Sunday, February 18, 2007

U of I supporters may withhold donations over abandoning Chief Illiniwek

The University of Illinois' longtime halftime mascot, Chief Illiniwek, will make his final performance on Wednesday during the basketball game against Michigan in Champaign.

There's talk in Illini-land of major donors pulling their financial support of the school, but that'd be a big mistake.

Already, the U of I has been banned from hosting NCAA post-season tournaments in Champaign, and the University of Illinois' athletic director, Ron Guenther, has said there was talk that the NCAA would expand their postseason ban on Illini appearance in the NCAA basketball tournament on college football bowl games.

There was nothing my alma mater could do.

Besides, if you want to pull withhold funds from the U of I, there are a couple of good reasons to do that--if you so choose.

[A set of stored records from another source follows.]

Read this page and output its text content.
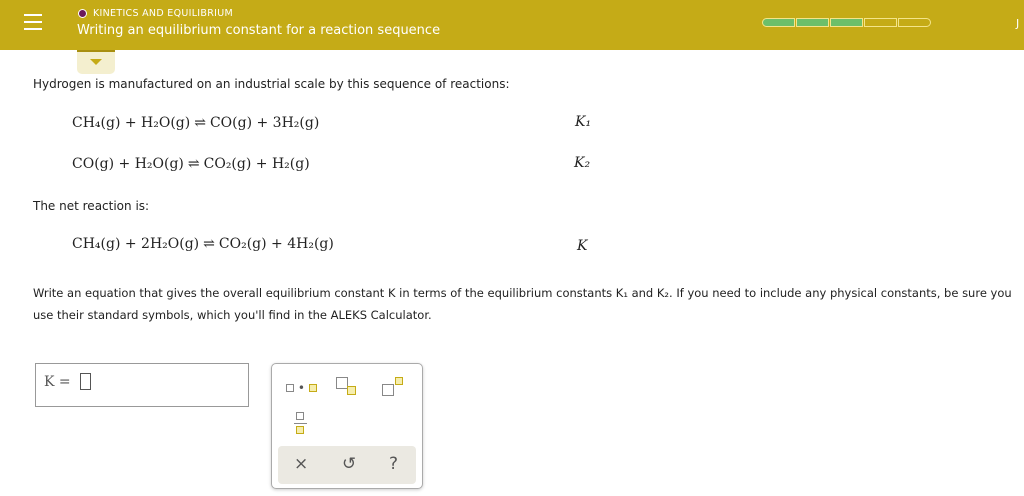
KINETICS AND EQUILIBRIUM
Writing an equilibrium constant for a reaction sequence	J
Hydrogen is manufactured on an industrial scale by this sequence of reactions:
CH₄(g) + H₂O(g) ⇌ CO(g) + 3H₂(g)	K₁
CO(g) + H₂O(g) ⇌ CO₂(g) + H₂(g)	K₂
The net reaction is:
CH₄(g) + 2H₂O(g) ⇌ CO₂(g) + 4H₂(g)	K
Write an equation that gives the overall equilibrium constant K in terms of the equilibrium constants K₁ and K₂. If you need to include any physical constants, be sure you use their standard symbols, which you'll find in the ALEKS Calculator.
K =	•
× ↺ ?
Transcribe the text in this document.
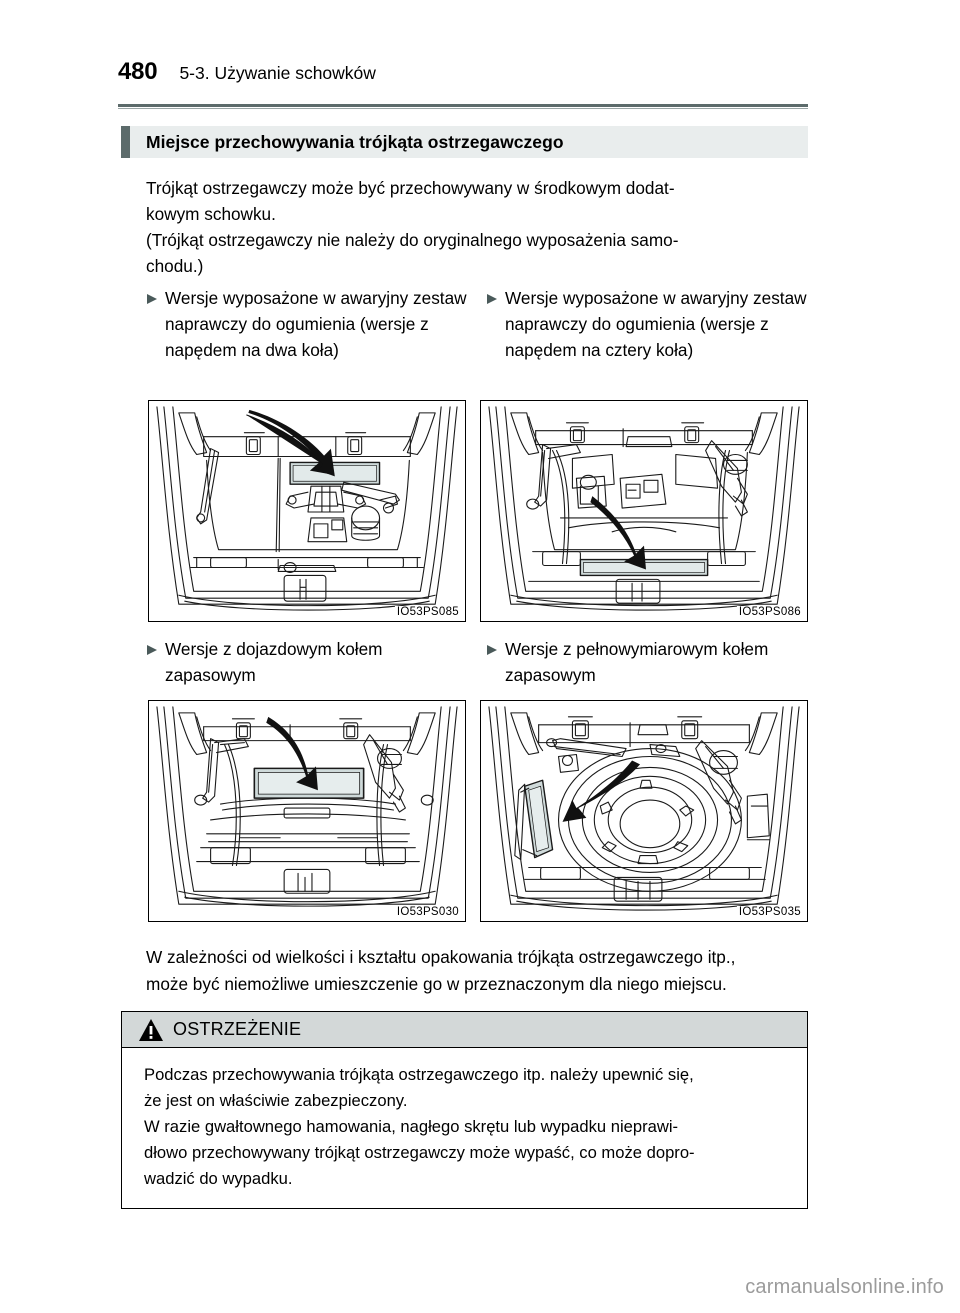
480 5-3. Używanie schowków
Miejsce przechowywania trójkąta ostrzegawczego

Trójkąt ostrzegawczy może być przechowywany w środkowym dodat-

kowym schowku.

(Trójkąt ostrzegawczy nie należy do oryginalnego wyposażenia samo-

chodu.)

Wersje wyposażone w awaryjny zestaw naprawczy do ogumienia (wersje z napędem na dwa koła)
Wersje wyposażone w awaryjny zestaw naprawczy do ogumienia (wersje z napędem na cztery koła)
IO53PS085	IO53PS086
Wersje z dojazdowym kołem zapasowym
Wersje z pełnowymiarowym kołem zapasowym
IO53PS030	IO53PS035

W zależności od wielkości i kształtu opakowania trójkąta ostrzegawczego itp.,

może być niemożliwe umieszczenie go w przeznaczonym dla niego miejscu.

OSTRZEŻENIE

Podczas przechowywania trójkąta ostrzegawczego itp. należy upewnić się,

że jest on właściwie zabezpieczony.

W razie gwałtownego hamowania, nagłego skrętu lub wypadku nieprawi-

dłowo przechowywany trójkąt ostrzegawczy może wypaść, co może dopro-

wadzić do wypadku.

carmanualsonline.info
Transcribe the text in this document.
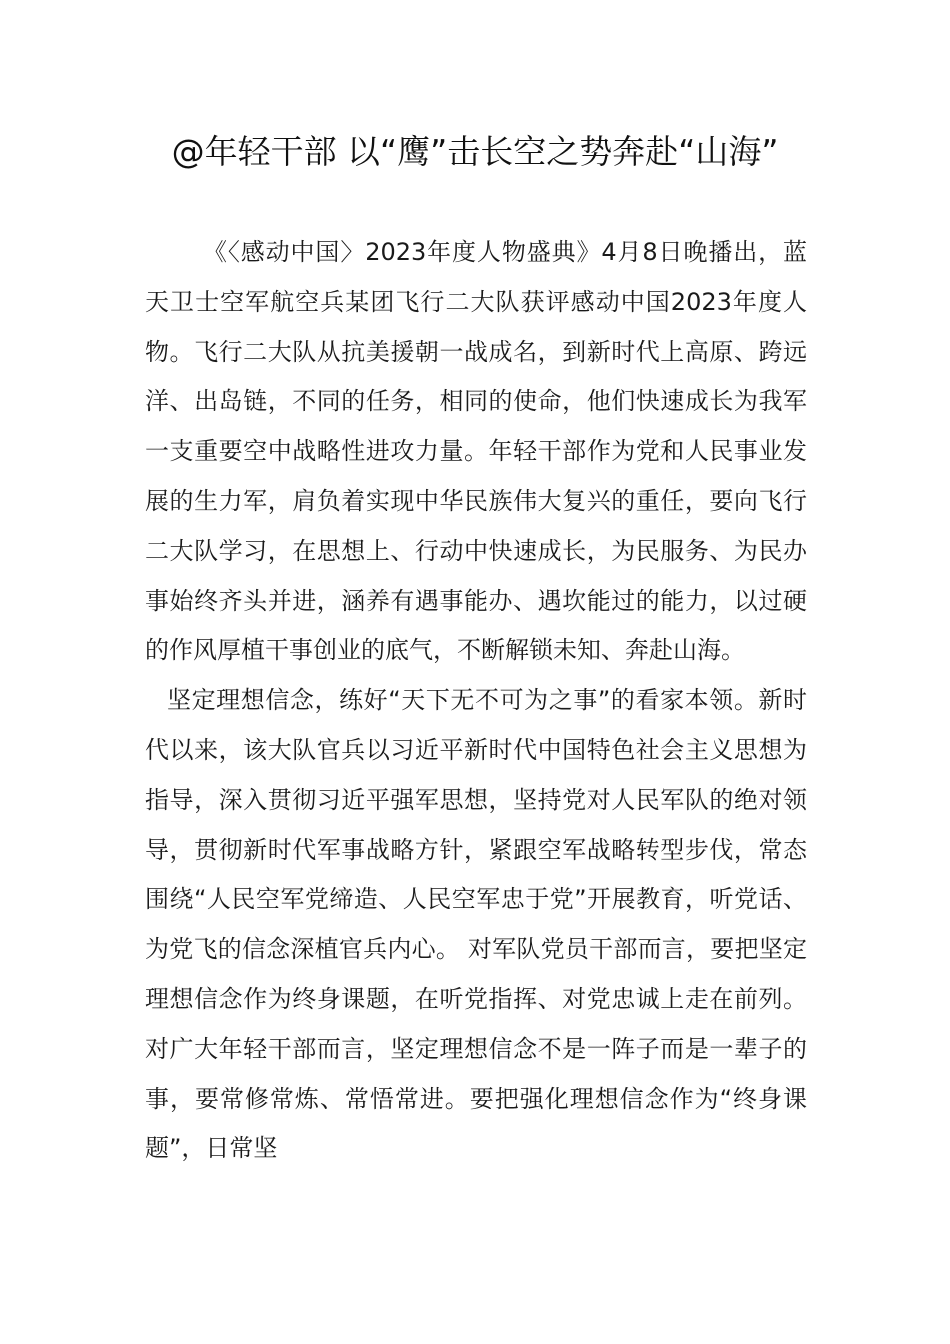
@年轻干部 以“鹰”击长空之势奔赴“山海”

《〈感动中国〉2023年度人物盛典》4月8日晚播出，蓝天卫士空军航空兵某团飞行二大队获评感动中国2023年度人物。飞行二大队从抗美援朝一战成名，到新时代上高原、跨远洋、出岛链，不同的任务，相同的使命，他们快速成长为我军一支重要空中战略性进攻力量。年轻干部作为党和人民事业发展的生力军，肩负着实现中华民族伟大复兴的重任，要向飞行二大队学习，在思想上、行动中快速成长，为民服务、为民办事始终齐头并进，涵养有遇事能办、遇坎能过的能力，以过硬的作风厚植干事创业的底气，不断解锁未知、奔赴山海。

坚定理想信念，练好“天下无不可为之事”的看家本领。新时代以来，该大队官兵以习近平新时代中国特色社会主义思想为指导，深入贯彻习近平强军思想，坚持党对人民军队的绝对领导，贯彻新时代军事战略方针，紧跟空军战略转型步伐，常态围绕“人民空军党缔造、人民空军忠于党”开展教育，听党话、为党飞的信念深植官兵内心。 对军队党员干部而言，要把坚定理想信念作为终身课题，在听党指挥、对党忠诚上走在前列。对广大年轻干部而言，坚定理想信念不是一阵子而是一辈子的事，要常修常炼、常悟常进。要把强化理想信念作为“终身课题”，日常坚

Up at the Chicago campus, former Weather Underground terrorist Bill Ayers is a tenured professor in the education department.

Marxist anti-American radical Robert McChesney was hired at the Champaign campus in 1999 as a Research Associate Professor at the Institute of Communications Research, Graduate School of Library and Information Science.

(Try saying that title is one breath. Of fitting it on a business card.)

Both men are profiled in David Horowitz' 2006 book, The Professors: The 101 Most Dangerous Academics in America.

Back to the nickname battles. Now that the University of Illinois yielded to NCAA pressure, the remaining skirmish is up in North Dakota, as the University of North Dakota, aided by the state legislature, pursues the preservation of its nickname "The Fighting Sioux."

The U of I, sans the Indian imagery, gets to keep it's nickname--so says the NCAA.